In terms of running time, LSD-SLAM and LSD-Key perform tracking and mapping at 14 fps, while SIP performs twice as fast at 30 fps on CPU. DIP is slower on CPU (2 fps), but its GPU implementation runs in realtime (30 fps).

4.2 Qualitative Results

We conclude the experimental with example frames of our 7 additional video sequences (Fig. 7). Generally, LSD-SLAM smoothes well in the local neighborhood, while SIP and DIP perform more consistent on the global inverse depth hypothesis. We note, even with non-planar scenes our methods performs well. We argue, that the local planar surface assumption is reasonable in most environments, as was also witnessed by recent stereo systems, e.g. [13, 23, 24]. Nonetheless, in non-urban scenes, and in situations where the initial frontal plane assumption is significantly wrong (recall initialization of \(\mathbf {s}_i = (0,0,1)^\mathtt {T}\)), the results are less favorable as seen in the last row of Fig. 7.

Fig. 7.
figure 7

Inverse depth of LSD-SLAM, SIP and DIP for 7 qualitative video sequences (far is blue, near is red).
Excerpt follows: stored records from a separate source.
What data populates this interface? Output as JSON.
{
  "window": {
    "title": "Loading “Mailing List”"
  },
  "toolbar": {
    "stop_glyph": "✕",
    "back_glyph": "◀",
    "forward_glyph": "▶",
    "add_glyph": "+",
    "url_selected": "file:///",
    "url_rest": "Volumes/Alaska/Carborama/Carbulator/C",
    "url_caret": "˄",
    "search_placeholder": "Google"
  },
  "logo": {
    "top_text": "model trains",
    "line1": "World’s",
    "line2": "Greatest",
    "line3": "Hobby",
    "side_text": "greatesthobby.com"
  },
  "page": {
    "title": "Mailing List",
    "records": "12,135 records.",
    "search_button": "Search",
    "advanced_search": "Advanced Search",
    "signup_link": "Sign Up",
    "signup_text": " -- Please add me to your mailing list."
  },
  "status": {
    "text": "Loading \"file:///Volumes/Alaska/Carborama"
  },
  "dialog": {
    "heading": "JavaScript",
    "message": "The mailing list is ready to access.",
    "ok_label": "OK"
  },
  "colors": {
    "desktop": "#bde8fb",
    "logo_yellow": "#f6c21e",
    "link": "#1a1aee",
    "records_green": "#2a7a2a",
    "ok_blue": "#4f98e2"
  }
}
In most scenes, the local planar surface assumption holds and our method performs well. In non-urban environments and where the initialization with frontal planar surfaces does not hold, our method fails (bottom row). (Color figure online)

5 Conclusion

We introduced a carefully derived coarse-to-fine planar regularization strategy that optimizes for both, pose and depth simultaneously from monocular streams. Our framework is keyframe-based, and incrementally improves its depth hypothesis at each frame as new data arrives. As semi-dense approach, the proposed method runs in realtime on CPU, while realtime for the dense version can be achieved on GPU. In our evaluation, we improved upon the front-end of LSD-SLAM whilst increasing execution time by a factor of two.